In the company of CluebotNG
|Technique:||Supervised machine learning, Naive Bayesian classifiers|
|Developed by:||User:Cobi, User:Crispy1989, Cristina Cochior, Joseph Knierzinger|
Wikipedia relies on machine assistance when it comes to maintenance. One of its most active applications is CluebotNG, an anti-vandalism bot operating on the English Wikipedia since December 2010.
CluebotNG uses a series of different Bayesian classifiers, which measure word weights to attribute a likeliness score for an edit to be considered vandalist. The results of this are fed to an artificial neural network which further allocates a number between 0 and 1 to the edits, where 1 represents a 100% chance that an edit is ill intended.
In order to establish the point from which a contribution is considered vandalist, a threshold needs to be chosen by the operator of the application.

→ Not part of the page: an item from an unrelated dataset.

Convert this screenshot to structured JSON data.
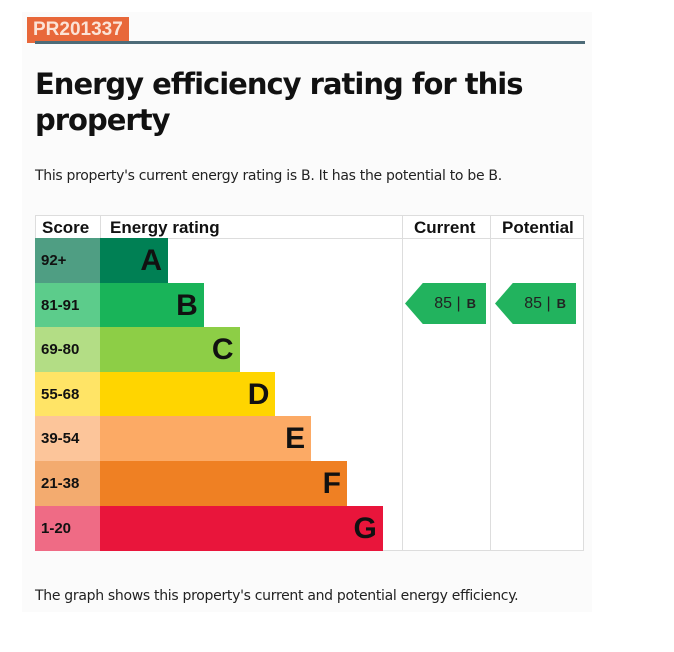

This is calculated in relation to the false positives rate that it generates: the lower a threshold the higher the number of false positives. The algorithm catches most of the vandalism on the platform when it makes the most mistakes. The threshold value for CluebotNG has caused a lot of debate on Wikipedia, where a balance between high efficiency is set against the number of editors who are wrongly accused.
If a false positive occurs, it is up to the code maintainer to examine it, add it to a list of exceptions so that the algorithm can learn from the misclassification. This implies constant close attention from the maintainer.
Through a reenactment bot that goes through each of the edits of CluebotNG and displays them on a monitor, the sequential replication of its edits is weaving together a narrative of the nonhuman voices that usually pass unnoticed on media platforms. Each micro-interaction of the bot is intrinsically performed in connection to a human editor, whom the algorithm is policing. As the taxidermic program runs, a sense of body emerges through the time span it would take to get to the end of the bot's edits.